Specifically, he disapproved that Richard Nixon’s America, which was allied with Pakistan, would not use force to stop the massacre of the Bengalis.
He found it unacceptable “that the country of the Declaration of Independence should crush the wretched as they fight for their own independence.”
Hyppolite, by contrast, was not judging but rather simply observing.
Specifically, he observed that America was what it was: modest, reluctant to impose itself, and, by virtue of a law that proceeded from the singular way it had come into the adventure of being and spirit, condemned to wield semi-predicative power.
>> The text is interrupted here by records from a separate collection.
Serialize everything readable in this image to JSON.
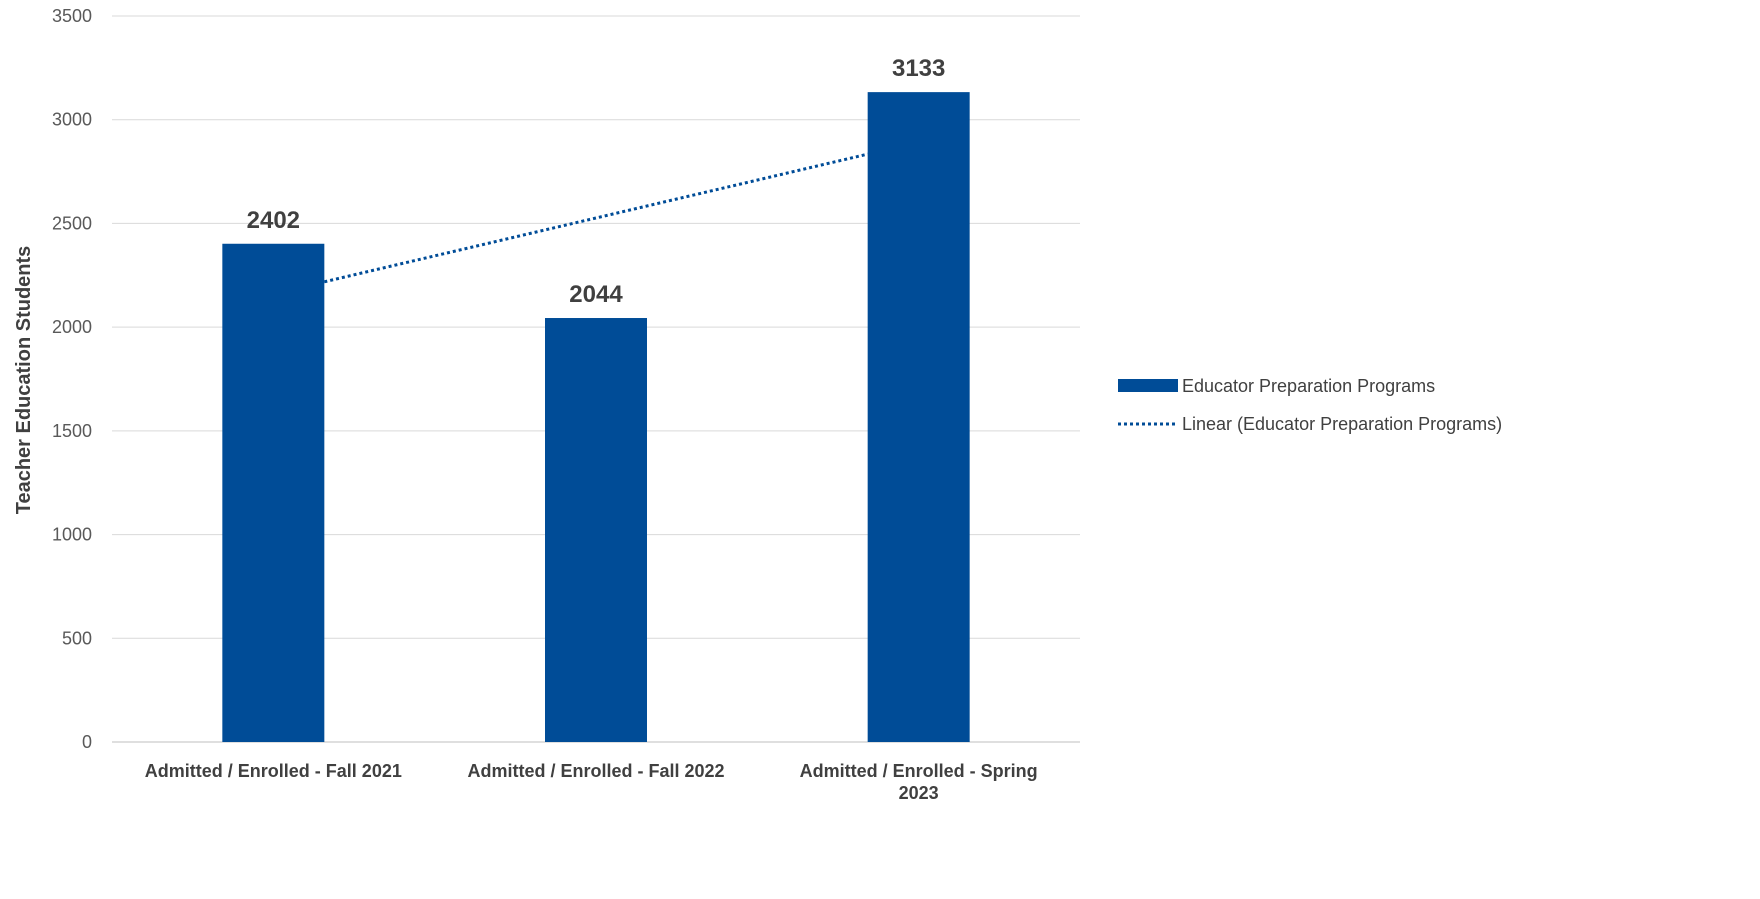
{
  "chart_data": {
    "type": "bar",
    "categories": [
      [
        "Admitted / Enrolled - Fall 2021"
      ],
      [
        "Admitted / Enrolled - Fall 2022"
      ],
      [
        "Admitted / Enrolled - Spring",
        "2023"
      ]
    ],
    "series": [
      {
        "name": "Educator Preparation Programs",
        "values": [
          2402,
          2044,
          3133
        ],
        "color": "#004C97",
        "data_labels": [
          "2402",
          "2044",
          "3133"
        ]
      }
    ],
    "trendline": {
      "name": "Linear (Educator Preparation Programs)",
      "type": "linear",
      "style": "dotted",
      "color": "#004C97"
    },
    "ylabel": "Teacher Education Students",
    "xlabel": "",
    "title": "",
    "ylim": [
      0,
      3500
    ],
    "yticks": [
      0,
      500,
      1000,
      1500,
      2000,
      2500,
      3000,
      3500
    ],
    "grid": true,
    "legend_position": "right"
  }
}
But here, in the conjunction of Malraux and Hyppolite, was one of those alignments of the stars that decide the fate of a young man.
In the end, the proposition, validated by a master of truth and by a professor of courage, gained the force of law.
The United States is a power, but one that never entirely sought empire’s glory.
It is an empire, if you will, but a recalcitrant one, whose nobility has always been to balk at imperialism.
All right, it has sometimes looked like an imperialistic empire—but a clumsy, awkward one, sometimes too heavy-handed, at other times too quick on the draw.
Imperialistic, yes, but often of necessity, as when no one else was left to confront the Nazis and their allies—and even then immature, adolescent: Didn’t the Americans confess as much when, succumbing to an unbelievable Freudian slip, they named the Hiroshima bomb “Little Boy”?
It is an empire, in other words, that is an exception to the unabashed imperiousness, punctuated by wars of conquest, that was the common principle of the succession of empires according to Polybius (Persia, Sparta, Macedonia, Rome) and the prophet Daniel (who added Babylonia).
So it cannot be ruled out that, with its present retreat, America is returning to a state that, on balance, it finds more natural than the position of world fireman that it has occupied for a little less than a century.
Some may find this reassuring.
Others—friends of America and of the values for which it stands—find it heartbreaking and are appalled to see the country take stances like the one it took during the Bangladesh war or, more recently, during the battle of Kirkuk and the war in Kurdistan.
But, once again, we are dealing with a law that is both metaphysical and political.
And its secret lies in Hegel more than in the caprices, the character, and the tragic errors of Donald Trump.